Stephen Pennell goes to a special party.
Affie Jam and Friends,
Hare & Hounds.
I couldn’t smile wide enough when the very wonderful musician and blogger Affie Jam invited me to her birthday party at the Hare and Hounds in Kings Heath.
It’s been a while since I’ve been there (February ’79, UB40’s first ever gig – nah, not really, I just read the plaque commemorating it) and while the pub hasn’t changed much, the surrounding area certainly has – bigly and for the better.
The bit of York Road from the High Street to Cherry Reds – all 600 yards of it – has got: Top gig venues (five on two sites I believe); one of the best curry houses around; a highly rated tapas restaurant; Kitchen Garden Cafe and Fletchers; an old fashioned sweet and toy shop; the throwback of an independent sports shop; a vintage clothes shop selling things you’d actually want, including a room of Converse at half the price of the big shops; a record store that’s been there decades; independent electronics shops; a bloody haberdasher; a chippy that unashamedly boasts a three star (satisfactory) rating; a pet store parrot that will one day kill someone; and a roadkill festival every month.
All this is bookended by the Hare & Hounds and Cherry’s.

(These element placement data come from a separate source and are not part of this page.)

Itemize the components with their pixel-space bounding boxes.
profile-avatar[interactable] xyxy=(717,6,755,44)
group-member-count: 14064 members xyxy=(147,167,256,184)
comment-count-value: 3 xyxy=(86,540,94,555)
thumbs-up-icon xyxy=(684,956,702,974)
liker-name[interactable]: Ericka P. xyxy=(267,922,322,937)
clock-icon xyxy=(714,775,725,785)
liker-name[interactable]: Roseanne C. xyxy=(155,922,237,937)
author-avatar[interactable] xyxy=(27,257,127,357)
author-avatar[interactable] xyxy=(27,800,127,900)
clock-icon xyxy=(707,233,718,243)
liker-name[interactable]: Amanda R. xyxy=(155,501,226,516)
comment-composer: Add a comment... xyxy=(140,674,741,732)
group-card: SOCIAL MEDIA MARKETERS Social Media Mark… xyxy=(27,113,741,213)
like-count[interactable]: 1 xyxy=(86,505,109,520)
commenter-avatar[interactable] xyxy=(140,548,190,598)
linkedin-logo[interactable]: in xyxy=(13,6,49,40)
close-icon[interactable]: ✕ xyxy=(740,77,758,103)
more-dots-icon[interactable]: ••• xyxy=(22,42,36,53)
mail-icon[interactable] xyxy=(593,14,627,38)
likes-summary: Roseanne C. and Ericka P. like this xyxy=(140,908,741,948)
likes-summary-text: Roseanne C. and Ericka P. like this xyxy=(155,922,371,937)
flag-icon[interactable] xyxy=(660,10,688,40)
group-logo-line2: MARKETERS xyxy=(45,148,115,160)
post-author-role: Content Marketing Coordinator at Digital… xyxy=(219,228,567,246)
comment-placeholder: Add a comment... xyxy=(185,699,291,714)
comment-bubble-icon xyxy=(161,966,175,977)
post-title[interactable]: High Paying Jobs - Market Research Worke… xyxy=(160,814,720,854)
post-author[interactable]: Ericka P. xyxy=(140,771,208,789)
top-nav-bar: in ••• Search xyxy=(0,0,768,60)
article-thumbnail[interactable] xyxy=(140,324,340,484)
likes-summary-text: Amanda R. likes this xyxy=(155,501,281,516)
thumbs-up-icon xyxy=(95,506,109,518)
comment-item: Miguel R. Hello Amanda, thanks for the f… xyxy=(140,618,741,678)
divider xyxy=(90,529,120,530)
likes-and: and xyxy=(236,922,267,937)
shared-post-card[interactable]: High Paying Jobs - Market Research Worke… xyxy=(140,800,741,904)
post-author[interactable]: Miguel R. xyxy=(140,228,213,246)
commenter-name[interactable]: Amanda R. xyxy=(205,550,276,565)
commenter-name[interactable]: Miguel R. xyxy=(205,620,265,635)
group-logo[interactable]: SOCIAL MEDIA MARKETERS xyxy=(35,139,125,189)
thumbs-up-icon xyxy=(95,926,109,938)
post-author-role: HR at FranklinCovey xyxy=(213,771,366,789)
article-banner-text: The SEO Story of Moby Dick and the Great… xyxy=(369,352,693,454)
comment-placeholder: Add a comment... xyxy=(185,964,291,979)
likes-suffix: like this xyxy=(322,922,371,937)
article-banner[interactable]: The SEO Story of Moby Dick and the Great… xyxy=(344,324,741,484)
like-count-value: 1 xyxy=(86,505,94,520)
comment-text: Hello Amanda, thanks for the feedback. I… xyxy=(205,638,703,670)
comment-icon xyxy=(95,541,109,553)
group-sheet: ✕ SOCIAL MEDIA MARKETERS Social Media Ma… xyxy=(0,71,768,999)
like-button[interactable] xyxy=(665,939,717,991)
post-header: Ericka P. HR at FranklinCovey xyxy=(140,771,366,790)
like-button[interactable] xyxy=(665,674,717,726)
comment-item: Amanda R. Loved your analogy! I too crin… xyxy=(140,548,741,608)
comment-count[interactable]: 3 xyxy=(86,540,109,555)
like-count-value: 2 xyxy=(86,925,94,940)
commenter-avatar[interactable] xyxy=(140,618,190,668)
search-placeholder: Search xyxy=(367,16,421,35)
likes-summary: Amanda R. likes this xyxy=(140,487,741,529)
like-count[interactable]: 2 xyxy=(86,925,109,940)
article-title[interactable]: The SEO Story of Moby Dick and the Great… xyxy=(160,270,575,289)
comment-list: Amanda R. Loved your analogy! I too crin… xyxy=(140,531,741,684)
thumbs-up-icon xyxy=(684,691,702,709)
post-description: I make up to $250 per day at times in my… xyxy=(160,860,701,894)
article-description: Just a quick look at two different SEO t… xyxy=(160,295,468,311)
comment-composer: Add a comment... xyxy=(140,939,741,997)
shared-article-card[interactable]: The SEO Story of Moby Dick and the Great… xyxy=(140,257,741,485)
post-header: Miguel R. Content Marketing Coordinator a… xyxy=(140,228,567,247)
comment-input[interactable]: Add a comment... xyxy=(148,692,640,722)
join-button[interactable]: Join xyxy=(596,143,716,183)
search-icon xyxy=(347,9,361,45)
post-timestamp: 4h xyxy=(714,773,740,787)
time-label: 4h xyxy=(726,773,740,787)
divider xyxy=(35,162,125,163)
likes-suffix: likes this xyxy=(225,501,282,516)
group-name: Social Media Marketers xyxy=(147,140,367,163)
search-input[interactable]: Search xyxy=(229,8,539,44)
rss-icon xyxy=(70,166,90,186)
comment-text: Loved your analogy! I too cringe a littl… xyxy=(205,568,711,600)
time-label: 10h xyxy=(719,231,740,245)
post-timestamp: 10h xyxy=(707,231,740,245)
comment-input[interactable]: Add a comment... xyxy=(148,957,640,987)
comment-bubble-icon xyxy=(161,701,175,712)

And round the corner on the high street is What A Shake, which I highly recommend, and not just because the owner is my wife’s cousin and my beautiful sister-in-law Olivia works there. Honest.
Kings Heath is now so good it even has two lager and fighting pubs to keep real people away from us middle class types. It’s Birmingham’s Islington. In fact, Kings Heath is Moseley without the snootiness, mark-up, hen parties, estate agents, and puke puddles on the pavement. A genuine social and cultural mix of humanity of the kind that makes living in a city so damn good.
And something that makes living in this particular city so good is the rich seam of local musical talent I’ve been mining these last few months, and where I found pure gold in the shape of Affie Jam.
I jumped off the 50 when I saw one of tonight’s stars, Lumi HD, standing outside the pub in what looked like a deep meditational trance. I would have said hello but who am I to interrupt the pre-gig ritual of an artist? – a wise decision as she told me later she was indeed psyching herself up and was most annoyed when some clown clapped her on the arm and asked for directions. Instead, I got talking to an interesting character who told me an abridged version of his life story (including substance abuse and addiction), within five minutes of meeting.
I didn’t press him for details but was wondering why he was being so frank and open when his motives became clear as. He bummed a fag off me. I hope his problem wasn’t nicotine.
I headed upstairs to Venue 2 just in time to see Truemendous opening the show and simultaneously shutting it down with her hard bars, brilliantly constructed rhyming schemes, brutally honest narratives and ridiculously dexterous flow. She didn’t do her new joint Huh but trust me, it’s well worth checking out on YouTube (other platforms are available).
Suitably psyched up, Lumi HD was next to take the stage. I’d only heard her most recent work before, but she treated us to some real gems from her jazz-soul back catalogue. All the same, I let out an involuntary cheer when she introduced her last number, the familiar (to me) and irresistibly groove-laden Eezly. “Are you cheering because it’s the last song?” she joked, which I truthfully denied.
A word here for the audience. The packed yet intimate venue required the crowd to respect the different qualities of the artists; they danced, cheered and sang along in all the right places, yet you could have heard the proverbial pin drop when spoken-word artist Aliyah Denton mesmerised us with her profound, challenging, intelligent poetry.
Finally, it was the turn of the birthday girl to grace the stage. I’ve spent many lost hours enjoying her studio output on the internet, but that hadn’t prepared me for tonight’s set with an excellent full band, including the brilliant Birmingham music scene stalwart Reuben Reynolds on guitar. In this setting, the delicate flower one hears on Affie’s recorded output is replaced by a pocket dynamo, this previously-unheard voice now filling the room.
After opening with the Little Dragon cover, Twice, she gives a real powerhouse performance on her own songs Chasing Vulnerabilty, Naive and Babel, driven along by talented musicians, helped on harmonies by Jabez Walsh on backing vocals then Barbella on the gorgeous duet Lost and Found.
She’s joined by Tokoza and Eden on a cover of Jill Scott’s Golden, then Affie changes the mood and channels her inner Nick Drake on Put Aside, accompanied by her own intricate finger-picking on guitar. The band are back in full effect for a big finish in the shape of Affie originals Life and Dreams, two top tunes that hint at a promising new direction in a bigger, fuller sound.
It was a top night out, aided and abetted by an informative guided tour of the manor by my old mate Simon Page and drinks, giggles and sparkling conversation with my new mate Josh. When I wished Affie many happy returns I really meant it – as long as I get another invite.